If anyone happening to read this knows of such a Person, or has a friend of a friend who may know, give them the CBe email: Inquiries from retired bankers with literary interests and a willingness to fund parties will also be welcome.

Monday, 5 November 2012


There’s a sign outside the café at Snape Maltings, which is where the Aldeburgh Poetry Festival was held this year, that tells you not to climb on the benches because you might fall off. There are a LOT of signs. It’s an arts centre, encompassing an array of different halls and studios and cafés and shops and car parks. The halls and the studios are lovely. The whole thing is six miles inland from Aldeburgh.

In its first year the Aldeburgh Poetry Festival was attended by a few hundred people; now in its 24th year, the attendance is around 5,000. (I’m not sure if that is number of people attending or number of ticket sales, which are very different things, but that’s still a big achievement.) This growth is itself the reason for the move from Aldeburgh to Snape – where the venues are more comfortable and can accommodate bigger audiences, where the whole thing has a more ‘professional’ sheen. No longer need the organisers apologise to the invited poets (a number of whom have travelled half the world to be here) for the buckets on the floor catching rainwater.

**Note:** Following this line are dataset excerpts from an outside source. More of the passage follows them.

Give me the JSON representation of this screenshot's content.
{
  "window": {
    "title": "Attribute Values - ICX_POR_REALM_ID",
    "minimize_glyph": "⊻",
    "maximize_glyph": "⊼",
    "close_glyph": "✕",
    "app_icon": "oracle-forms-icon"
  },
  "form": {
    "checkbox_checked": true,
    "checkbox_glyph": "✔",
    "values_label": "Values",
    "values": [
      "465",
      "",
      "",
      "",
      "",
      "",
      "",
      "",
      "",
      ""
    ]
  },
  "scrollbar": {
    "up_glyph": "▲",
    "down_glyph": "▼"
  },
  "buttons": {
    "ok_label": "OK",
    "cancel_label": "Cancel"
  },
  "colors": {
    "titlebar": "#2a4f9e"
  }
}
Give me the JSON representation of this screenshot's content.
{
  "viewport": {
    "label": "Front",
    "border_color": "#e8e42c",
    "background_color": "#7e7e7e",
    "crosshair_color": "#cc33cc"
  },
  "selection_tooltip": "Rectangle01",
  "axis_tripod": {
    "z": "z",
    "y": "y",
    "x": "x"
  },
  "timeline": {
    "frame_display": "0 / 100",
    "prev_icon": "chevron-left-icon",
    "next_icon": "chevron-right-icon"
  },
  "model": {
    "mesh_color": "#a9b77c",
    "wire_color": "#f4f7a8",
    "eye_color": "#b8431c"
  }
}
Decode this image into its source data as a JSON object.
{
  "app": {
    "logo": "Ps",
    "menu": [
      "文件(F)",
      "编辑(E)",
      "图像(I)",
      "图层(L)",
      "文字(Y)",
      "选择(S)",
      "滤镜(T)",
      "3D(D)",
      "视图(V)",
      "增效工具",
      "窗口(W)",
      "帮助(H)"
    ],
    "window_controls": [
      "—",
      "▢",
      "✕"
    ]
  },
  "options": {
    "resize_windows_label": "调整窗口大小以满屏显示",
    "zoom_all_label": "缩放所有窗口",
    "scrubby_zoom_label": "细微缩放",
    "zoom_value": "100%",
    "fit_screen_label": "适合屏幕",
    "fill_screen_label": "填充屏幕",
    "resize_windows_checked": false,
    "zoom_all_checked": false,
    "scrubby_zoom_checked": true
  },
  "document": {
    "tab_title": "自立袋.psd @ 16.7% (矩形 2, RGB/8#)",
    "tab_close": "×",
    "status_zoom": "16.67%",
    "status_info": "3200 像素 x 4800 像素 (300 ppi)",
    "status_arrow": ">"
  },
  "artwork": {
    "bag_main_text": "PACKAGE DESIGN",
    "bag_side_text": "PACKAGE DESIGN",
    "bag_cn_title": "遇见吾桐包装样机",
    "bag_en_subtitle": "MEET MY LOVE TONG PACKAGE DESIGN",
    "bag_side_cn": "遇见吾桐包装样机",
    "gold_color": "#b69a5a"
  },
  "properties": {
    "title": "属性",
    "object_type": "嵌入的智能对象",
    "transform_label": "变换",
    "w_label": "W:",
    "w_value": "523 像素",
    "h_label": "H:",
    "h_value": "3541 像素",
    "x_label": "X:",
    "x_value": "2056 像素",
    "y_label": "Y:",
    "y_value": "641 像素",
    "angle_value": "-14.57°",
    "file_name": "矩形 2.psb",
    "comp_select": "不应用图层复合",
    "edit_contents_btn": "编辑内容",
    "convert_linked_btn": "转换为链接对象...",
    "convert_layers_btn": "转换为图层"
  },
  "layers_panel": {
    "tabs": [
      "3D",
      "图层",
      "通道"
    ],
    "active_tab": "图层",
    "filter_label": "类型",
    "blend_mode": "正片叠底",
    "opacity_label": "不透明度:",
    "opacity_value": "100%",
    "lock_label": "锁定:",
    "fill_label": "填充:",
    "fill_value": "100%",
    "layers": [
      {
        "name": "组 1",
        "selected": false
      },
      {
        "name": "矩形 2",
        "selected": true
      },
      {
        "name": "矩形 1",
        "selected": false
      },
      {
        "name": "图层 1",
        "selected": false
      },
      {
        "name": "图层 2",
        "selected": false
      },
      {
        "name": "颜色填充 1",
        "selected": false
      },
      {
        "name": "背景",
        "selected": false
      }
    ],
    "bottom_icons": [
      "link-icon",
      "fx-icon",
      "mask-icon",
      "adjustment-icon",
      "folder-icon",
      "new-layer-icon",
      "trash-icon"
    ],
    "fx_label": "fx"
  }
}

The move: good thing or bad? Me, I think they should have stayed in Aldeburgh, and fixed the roof. Among the things lost: after a reading, strolling directly onto the beach, or into the nearest pub or chip shop. The trestle tables stacked with books that were part of the set in the main reading hall, where you browsed as you chatted. The hugger-mugger of everyone being in one location (as opposed to, this year, swinging back and forth on the shuttle bus between Snape and Aldeburgh, where almost everyone staying for the weekend still lodged). Not least, and especially for townies, the SEA. But I’m not representative of the main audience the festival now attracts: regular lit&music-festival-goers, with cars, and with incomes that seem not to be severely dented by the price of tickets (£15 for a three-person reading, £7.50 for the half-hour slots, and these on top of travel and accommodation). It’s this audience that is growing, and that is quantifiable – in terms of numbers in columns on applications for funding. Neither the sea nor the old huggermuggerness can be counted in the same way.

Absolutely no criticism is implied here of those who put on the festival – who remain, as ever, wonderfully welcoming, friendly, adventurous and inventive in their programming, committed with all their hearts to the work they present, non-corporate. They themselves are a big part of the joy. There is at least this continuity. (In its 24 years, the festival has had just two directors, Michael Laskey and Naomi Jaffa.)

Little waves of idealism or contrariness are what small presses arise on, and probably festivals too, and if they’re to stay true to their roots most have a lifespan of no more than a decade. Aldeburgh has had an amazing and glorious run of over two decades. The tricky thing is the momentum of success, that it can – but doesn't have to? – put at risk the essential character of the enterprise.